Why is Mercurial matching a nonexistent local revision number?

Quick intro: In Mercurial there are two different ways to numerically refer to a changeset.

First, there's the node ID hash. It is global and functions like a git commit hash. It consists of 40 hexadecimal digits.

Second, there's the local revision number. It is a decimal number that starts at 0 and counts up. Unlike the node hash, this is local, meaning the same changeset can have different local revision numbers in two different repos. This depends on what other changesets are present in each repo and depends even on the order each repo received their changesets.

A revision can be specified numerically to Mercurial as a local revision number, a full 40-digit hash, or "a short-form identifier". The latter gives a unique prefix of a hash; that is, if only one full hash starts with the given string then the string matches that changeset.

I found that in certain cases, Mercurial commands (such as hg log with an -r switch), given plain decimal numbers, will match some revision even though there aren't enough local revisions for the given number to match as a local revision number.

Here's an example I constructed after coming across such a case by chance:

test$ hg --version
Mercurial Distributed SCM (version 6.1)
(see https://mercurial-scm.org for more information)

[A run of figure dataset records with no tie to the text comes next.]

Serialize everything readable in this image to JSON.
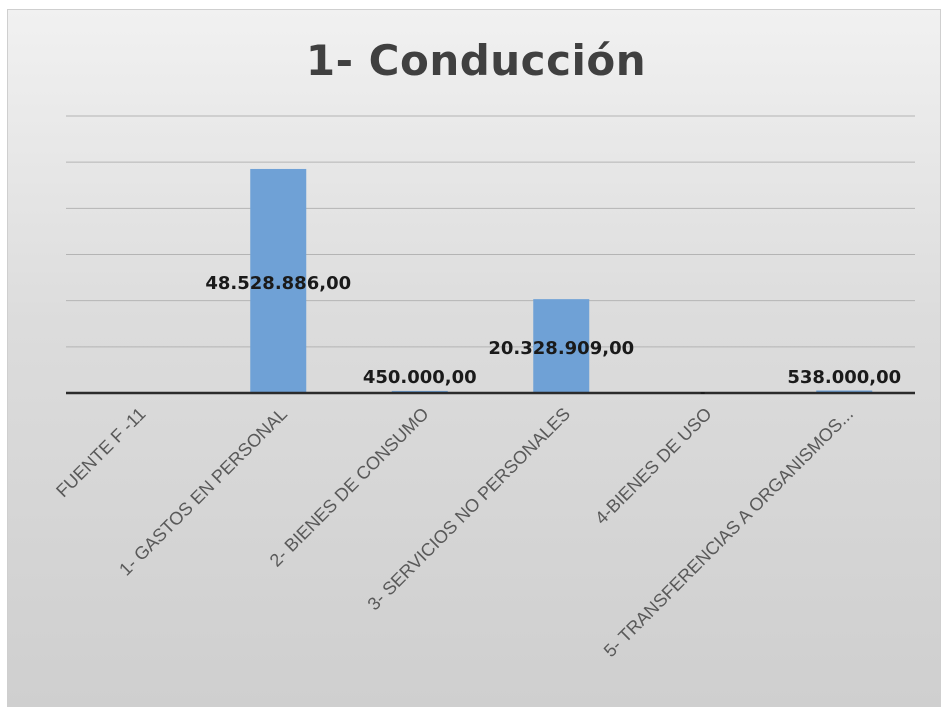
{
  "chart_data": {
    "type": "bar",
    "title": "1-  Conducción",
    "categories": [
      "FUENTE F -11",
      "1- GASTOS EN PERSONAL",
      "2- BIENES DE CONSUMO",
      "3- SERVICIOS NO PERSONALES",
      "4-BIENES DE USO",
      "5- TRANSFERENCIAS A ORGANISMOS..."
    ],
    "values": [
      0,
      48528886,
      450000,
      20328909,
      0,
      538000
    ],
    "data_labels": [
      "",
      "48.528.886,00",
      "450.000,00",
      "20.328.909,00",
      "-",
      "538.000,00"
    ],
    "ylim": [
      0,
      60000000
    ],
    "grid": true,
    "legend": "none",
    "bar_color": "#6fa1d6",
    "gridline_color": "#b4b4b4"
  }
}
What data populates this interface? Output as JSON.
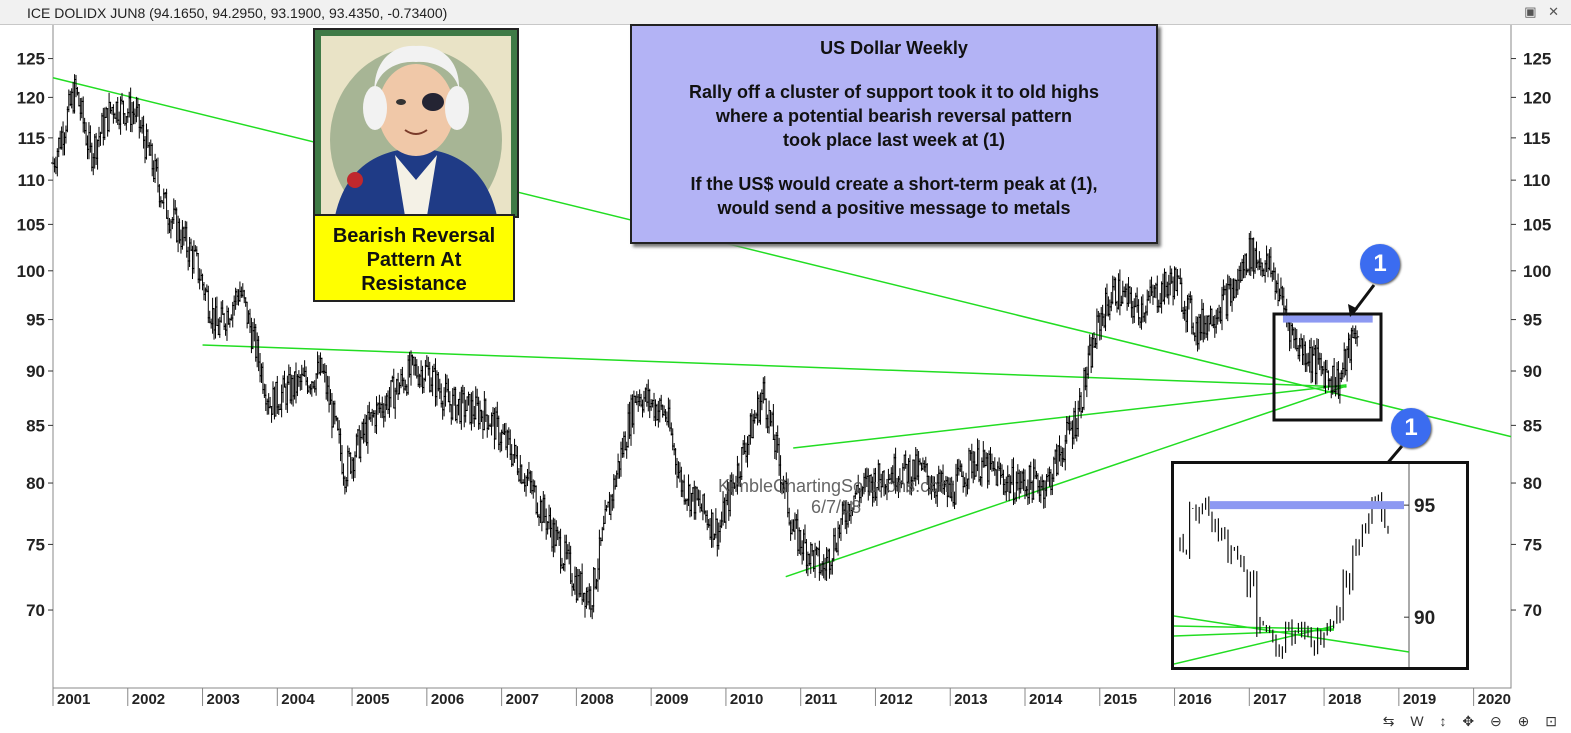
{
  "header": {
    "symbol": "ICE DOLIDX JUN8",
    "ohlc": "(94.1650, 94.2950, 93.1900, 93.4350, -0.73400)"
  },
  "info_box": {
    "title": "US Dollar Weekly",
    "line1": "Rally off a cluster of support took it to old highs",
    "line2": "where a potential bearish reversal pattern",
    "line3": "took place last week at (1)",
    "line4": "If the US$ would create a short-term peak at (1),",
    "line5": "would send a positive message to metals"
  },
  "yellow_box": {
    "line1": "Bearish Reversal",
    "line2": "Pattern At",
    "line3": "Resistance"
  },
  "watermark": {
    "site": "KimbleChartingSolutions.com",
    "date": "6/7/18"
  },
  "badge_label": "1",
  "colors": {
    "price": "#000000",
    "trendline": "#22dd22",
    "resistance": "#8d99f2",
    "info_bg": "#b3b3f5",
    "callout_bg": "#ffff00",
    "badge": "#3b6cf0"
  },
  "chart_data": {
    "type": "ohlc",
    "title": "US Dollar Weekly",
    "y_scale": "log",
    "ylim": [
      66,
      128
    ],
    "y_ticks": [
      70,
      75,
      80,
      85,
      90,
      95,
      100,
      105,
      110,
      115,
      120,
      125
    ],
    "x_range": [
      2001.0,
      2020.5
    ],
    "x_ticks": [
      "2001",
      "2002",
      "2003",
      "2004",
      "2005",
      "2006",
      "2007",
      "2008",
      "2009",
      "2010",
      "2011",
      "2012",
      "2013",
      "2014",
      "2015",
      "2016",
      "2017",
      "2018",
      "2019",
      "2020"
    ],
    "grid": false,
    "series": [
      {
        "x": [
          2001.0,
          2001.3,
          2001.5,
          2001.8,
          2002.1,
          2002.5,
          2002.9,
          2003.2,
          2003.5,
          2003.9,
          2004.1,
          2004.6,
          2004.9,
          2005.3,
          2005.8,
          2006.0,
          2006.3,
          2006.8,
          2007.2,
          2007.6,
          2008.0,
          2008.2,
          2008.4,
          2008.8,
          2009.2,
          2009.4,
          2009.9,
          2010.1,
          2010.5,
          2010.9,
          2011.3,
          2011.7,
          2012.2,
          2012.6,
          2013.0,
          2013.3,
          2013.8,
          2014.3,
          2014.7,
          2015.0,
          2015.2,
          2015.5,
          2016.0,
          2016.3,
          2016.8,
          2017.0,
          2017.3,
          2017.6,
          2018.0,
          2018.2,
          2018.45
        ],
        "close": [
          112,
          121,
          113,
          119,
          118,
          107,
          101,
          94,
          98,
          87,
          88,
          90,
          81,
          86,
          90,
          90,
          87,
          86,
          82,
          77,
          72,
          71,
          77,
          88,
          86,
          80,
          76,
          80,
          88,
          76,
          73,
          79,
          81,
          81,
          79,
          82,
          80,
          80,
          86,
          95,
          98,
          96,
          99,
          94,
          98,
          102,
          100,
          93,
          90,
          89,
          94.4
        ]
      }
    ],
    "trendlines": [
      {
        "from": [
          2001.0,
          122.5
        ],
        "to": [
          2020.5,
          84.0
        ]
      },
      {
        "from": [
          2003.0,
          92.5
        ],
        "to": [
          2018.3,
          88.5
        ]
      },
      {
        "from": [
          2010.9,
          83.0
        ],
        "to": [
          2018.3,
          88.7
        ]
      },
      {
        "from": [
          2010.8,
          72.5
        ],
        "to": [
          2018.3,
          88.6
        ]
      }
    ],
    "resistance": {
      "level": 95.0,
      "from": 2017.45,
      "to": 2018.65
    },
    "annotation": "1",
    "inset": {
      "ylim": [
        88.0,
        96.3
      ],
      "y_ticks": [
        90,
        95
      ],
      "resistance": 95.0
    }
  }
}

Copyright (C) 2005-2022 Olivia Mackall and others
This is free software; see the source for copying conditions. There is NO
warranty; not even for MERCHANTABILITY or FITNESS FOR A PARTICULAR PURPOSE.
test$ hg init
test$ touch a
test$ hg add a
test$ hg ci -d "1970-01-01 00:00:00 +0000" -u testuser -m a
test$ touch b
test$ hg add b
test$ hg ci -d "1970-01-01 00:00:00 +0000" -u testuser -m b
test$ hg log
changeset:   1:952880b76ae5
tag:         tip
user:        testuser
date:        Thu Jan 01 00:00:00 1970 +0000
summary:     b

changeset:   0:d61f66df66f9
user:        testuser
date:        Thu Jan 01 00:00:00 1970 +0000
summary:     a

test$ hg log -r 2
abort: unknown revision '2'
test$ hg log -r 9
changeset:   1:952880b76ae5
tag:         tip
user:        testuser
date:        Thu Jan 01 00:00:00 1970 +0000
summary:     b

test$

As is evident, hg log -r 9 matches a changeset even though there aren't that many changesets to match the 9 as a local revision number.

The question: Why is this? Additionally, how can we avoid matching a nonexistent local revision number?

Solution

This is due to how Mercurial parses revision specifiers. Here's how Olivia Mackall explains it in a mail from 2014:

Here is a hexadecimal identifier:

60912eb2667de45415eff601bfc045ae0fe8db42

See how it starts with 6? If you ask for revision 6, Mercurial will:

a) look for revision 6

b) if that fails, look for a hex identifier starting with "6"

c) if we find more than one match, complain

d) if we find no matches, complain

e) we found one match: success!

That is, if hg log -r 9 doesn't match any local revision number (because there are less than ten changesets in the repo), Mercurial next will match a node hash that happens to start with a 9.

To avoid this ambiguity, she responded that one should use hg log -r 'rev(9)' to match only local revision numbers, and hg log -r 'id(9)' to match only prefixes or full hashes.

In the documentation on revsets, these predicates are listed as:

"id(string)"
Revision non-ambiguously specified by the given hex string prefix.

And:

"rev(number)"
Revision with the given numeric identifier.

Unfortunately, both this page and the help page on revisions do not (as of version 6.1) explicitly point out the ambiguity between numbers that can match either as local revision numbers or node hash prefixes. The 2014 mailing list thread I quoted does contain suggestions to clarify this but it appears nothing came off it.

Additionally, here is a changeset message in which I explained the entire affair and how it came to affect the operation of a script of mine:

fix to use 'rev(x)' instead of just x to refer to local rev number

The revsets syntax to unambiguously refer to a local revision number is to wrap the number in rev(). Without this, a number that doesn't exist (eg -r 2) may be misinterpreted to refer to a changeset that has a node hash starting with the requested number.

In our case this bug happened to act up after the revision on at 2022-04-02 16:10:42 2022 Z "changed encoding from cp850 to utf8" which the day after it was added was converted as the second (local revision number 1) changeset from the svn repo. The particular hg convert command was:

hg convert svn-mirror DEST \
--config hooks.pretxncommit.checkcommitmessage=true \
--config convert.svn.startrev=1152

This created a changeset known as 1:2ec9f101bc31 from that svn revision. Lacking a local revision number 2, the -r 2 picked up this changeset because its hash started with the digit "2". Tnus the NEWNODE variable received the changeset hash for this changeset. Because our hg rebase command is configured to keep empty changesets, the changeset got added atop its already existing copy in the destination repo.

Ever since the akt.sh script would pick up the wrong revision number from the destination repo and abort its run with the message indicating "Revisions differ!".